在自动抑郁症检测领域,当前研究存在若干局限性。首先,一些方法过于依赖手动选择的问题,这需要心理学家的专业知识。此外,这些预设的问题在访谈过程中必须得到回答,否则分析可能会失败。如何在没有预设问题的情况下提高检测性能仍然是一个具有挑战性的任务。此外,由于伦理问题,公开可用的抑郁症数据集稀缺。在本研究中,我们努力克服上述缺点:

summary:总结了当前自动抑郁症检测研究中的主要问题,并指出了研究工作试图解决的挑战。

(1) To facilitate study of depression detection, we first establish EATD-Corpus, a publicly available Chinese depression dataset, which comprises audios and text transcripts extracted from the interviews of 162 volunteers.

(1)为了促进抑郁症检测的研究,我们首先建立了 EATD-Corpus,这是一个公开可用的中文抑郁症数据集,包含了从162名志愿者的访谈中提取的音频和文本转录。

(2) We then propose a novel method for automatic depression detection.

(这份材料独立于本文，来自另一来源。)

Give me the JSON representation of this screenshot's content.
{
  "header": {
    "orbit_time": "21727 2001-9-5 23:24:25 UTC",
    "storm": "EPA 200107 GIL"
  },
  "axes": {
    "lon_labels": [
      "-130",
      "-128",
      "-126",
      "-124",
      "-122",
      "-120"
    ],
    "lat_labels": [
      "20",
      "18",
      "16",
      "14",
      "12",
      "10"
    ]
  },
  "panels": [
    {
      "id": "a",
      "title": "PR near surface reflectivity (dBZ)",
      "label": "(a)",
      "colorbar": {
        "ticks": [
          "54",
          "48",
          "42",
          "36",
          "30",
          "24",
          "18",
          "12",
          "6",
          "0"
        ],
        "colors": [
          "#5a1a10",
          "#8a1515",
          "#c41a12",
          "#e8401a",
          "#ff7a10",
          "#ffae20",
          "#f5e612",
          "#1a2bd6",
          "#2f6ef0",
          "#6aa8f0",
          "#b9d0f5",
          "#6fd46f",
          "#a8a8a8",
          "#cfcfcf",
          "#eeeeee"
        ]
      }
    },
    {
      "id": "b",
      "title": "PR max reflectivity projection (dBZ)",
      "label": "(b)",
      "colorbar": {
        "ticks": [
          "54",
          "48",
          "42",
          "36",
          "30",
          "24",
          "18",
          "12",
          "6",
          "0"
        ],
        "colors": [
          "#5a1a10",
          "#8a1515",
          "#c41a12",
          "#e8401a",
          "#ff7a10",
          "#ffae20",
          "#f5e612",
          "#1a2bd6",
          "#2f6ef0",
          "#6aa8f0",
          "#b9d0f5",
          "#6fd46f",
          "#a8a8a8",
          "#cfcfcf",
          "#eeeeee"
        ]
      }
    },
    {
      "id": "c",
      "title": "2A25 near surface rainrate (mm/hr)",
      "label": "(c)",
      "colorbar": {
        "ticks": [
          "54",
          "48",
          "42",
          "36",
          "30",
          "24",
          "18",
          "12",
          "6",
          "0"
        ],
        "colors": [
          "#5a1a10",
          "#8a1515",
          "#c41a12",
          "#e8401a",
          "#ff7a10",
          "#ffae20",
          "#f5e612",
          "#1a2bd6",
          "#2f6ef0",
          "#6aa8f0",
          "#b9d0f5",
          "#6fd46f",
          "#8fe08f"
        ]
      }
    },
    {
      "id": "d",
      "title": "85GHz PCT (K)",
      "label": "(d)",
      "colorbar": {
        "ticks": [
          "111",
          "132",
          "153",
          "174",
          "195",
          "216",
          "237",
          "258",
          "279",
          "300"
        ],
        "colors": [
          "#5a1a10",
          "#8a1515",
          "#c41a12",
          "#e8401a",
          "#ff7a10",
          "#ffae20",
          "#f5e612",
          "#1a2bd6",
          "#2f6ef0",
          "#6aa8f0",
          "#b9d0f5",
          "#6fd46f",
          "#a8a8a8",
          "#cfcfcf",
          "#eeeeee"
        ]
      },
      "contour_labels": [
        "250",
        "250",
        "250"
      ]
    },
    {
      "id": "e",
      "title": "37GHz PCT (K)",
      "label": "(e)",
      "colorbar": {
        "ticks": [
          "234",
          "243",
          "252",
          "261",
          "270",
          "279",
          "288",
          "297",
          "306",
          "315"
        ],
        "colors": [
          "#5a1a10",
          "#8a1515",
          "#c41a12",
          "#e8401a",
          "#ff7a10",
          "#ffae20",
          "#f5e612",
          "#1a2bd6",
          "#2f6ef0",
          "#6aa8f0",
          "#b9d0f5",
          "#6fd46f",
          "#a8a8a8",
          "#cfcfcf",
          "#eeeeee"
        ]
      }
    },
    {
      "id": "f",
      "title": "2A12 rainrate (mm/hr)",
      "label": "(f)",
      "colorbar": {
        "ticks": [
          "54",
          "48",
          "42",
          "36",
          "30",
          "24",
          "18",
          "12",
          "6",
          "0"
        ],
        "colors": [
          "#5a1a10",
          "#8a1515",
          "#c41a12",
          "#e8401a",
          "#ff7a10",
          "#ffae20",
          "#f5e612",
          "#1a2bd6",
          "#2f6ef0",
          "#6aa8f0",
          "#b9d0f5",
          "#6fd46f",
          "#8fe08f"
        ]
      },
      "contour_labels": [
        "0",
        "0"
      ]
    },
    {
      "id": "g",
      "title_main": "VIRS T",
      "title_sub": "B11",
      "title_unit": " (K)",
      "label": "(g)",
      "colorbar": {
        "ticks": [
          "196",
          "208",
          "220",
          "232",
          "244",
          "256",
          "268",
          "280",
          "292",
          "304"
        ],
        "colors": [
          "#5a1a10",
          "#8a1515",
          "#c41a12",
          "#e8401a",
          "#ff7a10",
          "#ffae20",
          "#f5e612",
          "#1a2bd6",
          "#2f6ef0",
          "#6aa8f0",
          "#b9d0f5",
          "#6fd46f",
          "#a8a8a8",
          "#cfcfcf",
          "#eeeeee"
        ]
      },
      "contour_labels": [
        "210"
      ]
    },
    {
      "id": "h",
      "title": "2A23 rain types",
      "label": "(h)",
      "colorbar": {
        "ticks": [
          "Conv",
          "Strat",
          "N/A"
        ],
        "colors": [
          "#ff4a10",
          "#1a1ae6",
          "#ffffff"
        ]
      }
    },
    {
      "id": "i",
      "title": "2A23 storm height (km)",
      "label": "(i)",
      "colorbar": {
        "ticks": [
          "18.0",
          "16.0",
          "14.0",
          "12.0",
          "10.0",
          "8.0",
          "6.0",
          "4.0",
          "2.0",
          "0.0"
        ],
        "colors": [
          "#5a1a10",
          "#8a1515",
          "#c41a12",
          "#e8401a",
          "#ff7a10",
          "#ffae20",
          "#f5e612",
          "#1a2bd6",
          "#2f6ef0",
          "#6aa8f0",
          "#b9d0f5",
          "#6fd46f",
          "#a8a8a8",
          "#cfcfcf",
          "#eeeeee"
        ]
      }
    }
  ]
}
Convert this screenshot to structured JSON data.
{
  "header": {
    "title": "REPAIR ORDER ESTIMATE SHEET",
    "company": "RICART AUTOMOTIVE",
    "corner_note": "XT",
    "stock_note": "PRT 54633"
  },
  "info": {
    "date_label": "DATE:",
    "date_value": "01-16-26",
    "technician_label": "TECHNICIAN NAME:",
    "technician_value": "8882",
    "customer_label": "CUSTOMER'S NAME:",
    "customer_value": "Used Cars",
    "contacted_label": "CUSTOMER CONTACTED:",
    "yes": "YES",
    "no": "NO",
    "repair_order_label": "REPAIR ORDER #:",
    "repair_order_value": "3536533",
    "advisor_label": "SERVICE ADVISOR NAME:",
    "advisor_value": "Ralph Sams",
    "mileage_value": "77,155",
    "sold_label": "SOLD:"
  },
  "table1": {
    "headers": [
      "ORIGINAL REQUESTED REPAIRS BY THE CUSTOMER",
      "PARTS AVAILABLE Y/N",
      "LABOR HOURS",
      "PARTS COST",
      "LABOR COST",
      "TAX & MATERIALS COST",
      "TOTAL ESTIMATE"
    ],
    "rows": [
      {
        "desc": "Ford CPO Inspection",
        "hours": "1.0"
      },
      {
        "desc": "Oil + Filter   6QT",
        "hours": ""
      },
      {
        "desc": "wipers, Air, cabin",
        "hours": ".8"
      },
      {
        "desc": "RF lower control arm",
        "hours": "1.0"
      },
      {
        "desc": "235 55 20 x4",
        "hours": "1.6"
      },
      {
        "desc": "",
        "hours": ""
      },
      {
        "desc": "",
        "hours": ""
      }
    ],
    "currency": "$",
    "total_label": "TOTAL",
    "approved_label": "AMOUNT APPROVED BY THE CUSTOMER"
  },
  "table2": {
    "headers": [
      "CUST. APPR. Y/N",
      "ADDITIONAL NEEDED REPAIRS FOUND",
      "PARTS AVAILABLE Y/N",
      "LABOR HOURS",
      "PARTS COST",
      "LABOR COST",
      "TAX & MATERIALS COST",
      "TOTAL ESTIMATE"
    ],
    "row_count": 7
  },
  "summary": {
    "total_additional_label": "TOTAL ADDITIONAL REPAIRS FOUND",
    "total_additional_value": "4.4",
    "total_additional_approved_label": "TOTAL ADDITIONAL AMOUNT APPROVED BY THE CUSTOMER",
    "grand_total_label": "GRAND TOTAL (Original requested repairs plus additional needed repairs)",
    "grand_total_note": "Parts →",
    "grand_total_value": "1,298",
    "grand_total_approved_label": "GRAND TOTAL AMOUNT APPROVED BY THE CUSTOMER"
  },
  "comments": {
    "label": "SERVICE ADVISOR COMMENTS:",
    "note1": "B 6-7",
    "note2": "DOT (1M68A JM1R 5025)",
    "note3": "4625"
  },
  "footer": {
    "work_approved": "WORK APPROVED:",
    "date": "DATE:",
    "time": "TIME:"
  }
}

In this method, a Gate Recurrent Unit (GRU) model and a Bidirectional Long Short-Term Memory (BiLSTM) model with an attention layer are utilized to summarize representations from audio and text features. In addition, a multi-modal fusion network integrates the summarized features to detection depression.

(2)我们随后提出了一种新颖的自动抑郁症检测方法。在该方法中,利用了一个门控循环单元(GRU)模型和一个带有注意力层的双向长短期记忆(BiLSTM)模型来总结音频和文本特征的表示。此外,一个多模态融合网络整合这些总结后的特征以进行抑郁症检测。

✔️ 3. EATD-CORPUS 数据集

The depression datasets are quite scarce [15–19]. To the best of our knowledge, there are only two publicly available datasets referring to depression detection. The first one is DAIC-WoZ which contains recordings and transcripts of 142 American participants who were clinically interviewed by a computer agent [16]. The second one is AViD-Corpus [20] which also contains audios and videos of German participants answering a set of queries or reciting fables. However, the transcripts are not provided by the authors.

抑郁症数据集相当稀缺[15–19]。据我们所知,目前只有两个公开可用的数据集涉及抑郁症检测。第一个是 DAIC-WoZ 数据集,包含了142名美国参与者的录音和转录,这些参与者由计算机代理进行临床访谈[16]。第二个是 AViD-Corpus 数据集[20],也包含了德国参与者回答一系列问题或朗读寓言的音频和视频。然而,作者没有提供转录文本。

In this work, we release a new Chinese depression dataset, namely EATD-Corpus, to facilitate the research in depression detection. EATD-Corpus consists of audios and text transcripts extracted from the interviews of 162 student volunteers recruited from Tongji University. All the volunteers have signed informed consents and guarantee the authenticity of all the information provided. Each volunteer is required to answer three randomly selected questions and complete an SDS questionnaire. The SDS questionnaire consists of 20 items which rate the four common characteristics of depression: the pervasive effect, the physiological equivalents, other disturbances, and psychomotor activities [21]. SDS is a commonly used questionnaire for psychologists to screen depressed individuals in practise. A raw SDS score can be summarized from the questionnaire. For Chinese people, an index SDS score (i.e. raw SDS score×1.25) greater than or equal to 53 implies that he/she is in depression [22]. According to the criterion, there are 30 depressed volunteers and 132 non-depressed volunteers in EATD-Corpus. The overall duration of response audios in the dataset is about 2.26 hours.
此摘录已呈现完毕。